John Rambo : Le Director's Cut décortiqué
Le 02/08/2010 à 12:45Par Arnaud Mangin
L'occasion faisant le larron, LionsGate (aux États-Unis) et Metropolitan (en France) profitent légitimement de la sortie en salle de Expendables : Unité Spéciale pour mettre sur le marché une nouvelle édition de John Rambo, proposant un director's cut. Une démarche qui, en général, fleure bon l'opportunité commerciale (ce qui est un peu vrai ici), d'autant plus que compte tenu de la liberté de ton de la version d'origine et surtout de l'énorme boucherie qu'était le film, la director's cut existait déjà, en quelque sorte.
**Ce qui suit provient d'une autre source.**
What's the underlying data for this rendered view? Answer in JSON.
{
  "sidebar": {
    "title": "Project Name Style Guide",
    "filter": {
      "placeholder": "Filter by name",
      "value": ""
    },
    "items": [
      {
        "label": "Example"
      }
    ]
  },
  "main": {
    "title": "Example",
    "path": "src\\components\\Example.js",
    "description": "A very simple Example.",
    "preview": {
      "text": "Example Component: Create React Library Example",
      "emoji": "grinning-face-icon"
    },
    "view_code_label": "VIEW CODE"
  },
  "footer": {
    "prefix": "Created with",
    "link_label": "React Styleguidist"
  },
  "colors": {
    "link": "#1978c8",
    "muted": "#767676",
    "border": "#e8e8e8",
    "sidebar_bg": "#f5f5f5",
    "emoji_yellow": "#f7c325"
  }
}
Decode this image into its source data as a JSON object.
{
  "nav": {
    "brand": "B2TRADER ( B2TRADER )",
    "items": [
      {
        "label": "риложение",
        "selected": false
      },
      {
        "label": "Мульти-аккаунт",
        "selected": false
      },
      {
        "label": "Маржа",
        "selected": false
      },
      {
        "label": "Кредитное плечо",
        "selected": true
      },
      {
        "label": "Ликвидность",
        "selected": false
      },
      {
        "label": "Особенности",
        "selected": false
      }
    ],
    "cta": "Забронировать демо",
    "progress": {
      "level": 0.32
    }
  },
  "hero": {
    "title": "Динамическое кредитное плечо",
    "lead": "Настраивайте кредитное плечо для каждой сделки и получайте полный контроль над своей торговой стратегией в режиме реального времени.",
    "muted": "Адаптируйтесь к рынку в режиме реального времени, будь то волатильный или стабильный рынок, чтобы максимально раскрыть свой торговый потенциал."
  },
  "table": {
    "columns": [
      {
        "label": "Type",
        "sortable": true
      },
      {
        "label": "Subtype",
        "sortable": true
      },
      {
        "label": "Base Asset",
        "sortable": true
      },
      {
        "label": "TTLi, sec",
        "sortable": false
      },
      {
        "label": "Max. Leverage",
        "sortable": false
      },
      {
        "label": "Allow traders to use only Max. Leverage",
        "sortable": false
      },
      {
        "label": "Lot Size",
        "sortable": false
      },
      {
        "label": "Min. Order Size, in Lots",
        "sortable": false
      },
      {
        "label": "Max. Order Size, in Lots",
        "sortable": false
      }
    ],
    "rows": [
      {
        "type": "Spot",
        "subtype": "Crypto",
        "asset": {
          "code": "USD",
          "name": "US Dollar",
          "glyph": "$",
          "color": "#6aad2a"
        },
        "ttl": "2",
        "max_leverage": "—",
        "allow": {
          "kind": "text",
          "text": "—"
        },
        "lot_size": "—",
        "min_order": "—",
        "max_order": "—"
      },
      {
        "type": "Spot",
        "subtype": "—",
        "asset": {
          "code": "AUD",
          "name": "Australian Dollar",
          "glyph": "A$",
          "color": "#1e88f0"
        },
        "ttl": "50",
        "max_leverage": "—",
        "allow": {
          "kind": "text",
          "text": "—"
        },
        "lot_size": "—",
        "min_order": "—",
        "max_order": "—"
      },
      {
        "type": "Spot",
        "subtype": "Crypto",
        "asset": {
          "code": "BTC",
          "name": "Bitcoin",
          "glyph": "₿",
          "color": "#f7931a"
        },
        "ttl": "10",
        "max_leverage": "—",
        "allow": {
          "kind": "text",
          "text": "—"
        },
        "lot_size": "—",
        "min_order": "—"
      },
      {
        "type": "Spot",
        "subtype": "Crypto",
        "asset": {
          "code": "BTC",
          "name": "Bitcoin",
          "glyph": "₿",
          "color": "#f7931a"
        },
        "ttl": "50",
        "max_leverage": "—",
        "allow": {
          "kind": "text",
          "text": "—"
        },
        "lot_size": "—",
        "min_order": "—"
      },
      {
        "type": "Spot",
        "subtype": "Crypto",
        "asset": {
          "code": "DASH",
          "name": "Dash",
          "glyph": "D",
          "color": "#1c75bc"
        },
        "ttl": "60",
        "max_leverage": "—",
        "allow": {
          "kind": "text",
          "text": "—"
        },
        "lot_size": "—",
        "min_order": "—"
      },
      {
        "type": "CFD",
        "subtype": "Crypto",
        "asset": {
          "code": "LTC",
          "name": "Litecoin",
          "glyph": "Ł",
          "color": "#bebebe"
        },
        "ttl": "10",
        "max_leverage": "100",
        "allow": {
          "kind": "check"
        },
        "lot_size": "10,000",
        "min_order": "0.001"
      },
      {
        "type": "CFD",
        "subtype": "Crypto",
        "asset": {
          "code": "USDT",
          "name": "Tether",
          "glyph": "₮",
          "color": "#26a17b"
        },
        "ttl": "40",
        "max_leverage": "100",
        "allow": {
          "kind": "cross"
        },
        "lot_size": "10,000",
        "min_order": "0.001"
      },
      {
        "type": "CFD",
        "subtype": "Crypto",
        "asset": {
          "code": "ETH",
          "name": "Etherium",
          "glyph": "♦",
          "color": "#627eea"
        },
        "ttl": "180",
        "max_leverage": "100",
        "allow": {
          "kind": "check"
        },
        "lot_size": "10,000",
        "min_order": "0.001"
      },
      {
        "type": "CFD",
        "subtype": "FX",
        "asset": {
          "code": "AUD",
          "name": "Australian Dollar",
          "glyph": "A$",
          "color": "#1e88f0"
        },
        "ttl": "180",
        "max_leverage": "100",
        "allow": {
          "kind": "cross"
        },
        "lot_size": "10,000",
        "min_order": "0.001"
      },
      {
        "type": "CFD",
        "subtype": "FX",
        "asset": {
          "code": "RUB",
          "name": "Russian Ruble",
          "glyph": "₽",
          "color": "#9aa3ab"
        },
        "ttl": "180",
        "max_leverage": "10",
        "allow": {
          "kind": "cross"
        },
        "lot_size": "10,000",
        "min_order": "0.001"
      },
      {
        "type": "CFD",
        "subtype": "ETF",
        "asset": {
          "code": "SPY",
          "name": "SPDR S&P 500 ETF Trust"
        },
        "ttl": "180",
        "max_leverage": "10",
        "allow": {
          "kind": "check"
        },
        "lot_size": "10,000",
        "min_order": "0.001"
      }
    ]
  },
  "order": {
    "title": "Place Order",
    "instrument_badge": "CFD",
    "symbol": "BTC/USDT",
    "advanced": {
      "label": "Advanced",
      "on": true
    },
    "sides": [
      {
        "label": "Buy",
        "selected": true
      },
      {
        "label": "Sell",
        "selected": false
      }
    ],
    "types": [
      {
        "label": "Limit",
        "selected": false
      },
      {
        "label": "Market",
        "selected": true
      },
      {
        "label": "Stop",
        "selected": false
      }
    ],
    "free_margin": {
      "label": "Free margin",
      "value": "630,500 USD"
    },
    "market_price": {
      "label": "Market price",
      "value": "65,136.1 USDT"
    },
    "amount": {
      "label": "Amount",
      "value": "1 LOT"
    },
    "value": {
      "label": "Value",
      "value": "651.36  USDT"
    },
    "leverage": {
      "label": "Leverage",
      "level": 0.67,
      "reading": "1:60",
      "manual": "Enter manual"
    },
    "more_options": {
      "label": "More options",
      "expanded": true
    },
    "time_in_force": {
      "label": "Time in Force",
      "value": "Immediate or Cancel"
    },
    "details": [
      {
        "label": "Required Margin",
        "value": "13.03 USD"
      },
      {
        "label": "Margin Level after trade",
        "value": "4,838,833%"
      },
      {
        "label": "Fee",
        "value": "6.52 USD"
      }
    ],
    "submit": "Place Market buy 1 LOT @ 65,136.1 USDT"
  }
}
Et pourtant, Sylvester Stallone nous propose bien là une alternative repensée par rapport à ce que nous avions découvert il y a deux ans et demie, parvenant à raconter une histoire sensiblement différente en réorganisant quelque peu son imagerie. Une vraie force narrative due à la qualité du montage, qui avait déjà fait ses preuve dans la version de 2008 en racontant énormément de choses sans s'attarder en palabre. La méthode est la même, mais elle emprunte une autre direction. Par conséquent, ce montage de 2010 n'est ni vraiment meilleur ni plus mauvais... Il essaye tout simplement autre chose.
Vous pouvez également retrouver le test complet du Blu-Ray sur ce lien.
Bien évidemment, cette analyse contient des spoliers que nous déconseillons de lire à ceux qui n'aurait pas du tout encore vu le film.
Premier point important, ceux qui se ruent sur un director's cut dans l'espoir d'y découvrir des séquences inédites en pagaille seront horriblement déçus puisque le propos n'est même pas là. On peut même dire que ceux qui auront vu le film une seule fois à sa sortie sans en avoir gardé un grand souvenir ne verront peut être pas la différence. Avec un petit écart de seulement 8 minutes (la version salle dure 1h31 et le director's cut 1h39, en comptant 10 minutes de générique de fin), on y retrouvera quelques plans et séquences inédites mais rien qui ne saute réellement aux yeux. Pas la peine d'espérer y trouver des scènes d'action supplémentaires ou encore un peu plus de sang... Il y en avait déjà assez comme ça. Les plus importants changements visuels étant ceux qui apparaissaient dans les scènes coupées de l'édition précédente. Néanmoins le film change de façon importante sur deux aspects : le personnage même de John Rambo ainsi que sa relation avec Sarah (interprétée par Julie Benz). En effet, si la version de 2008 peignait un personnage décalé du reste du monde, déshumanisé et acceptant son statut de machine de guerre refoulée ne demandant qu'à exploser sans le moindre sentiment, le montage de 2010 file dans la direction opposée.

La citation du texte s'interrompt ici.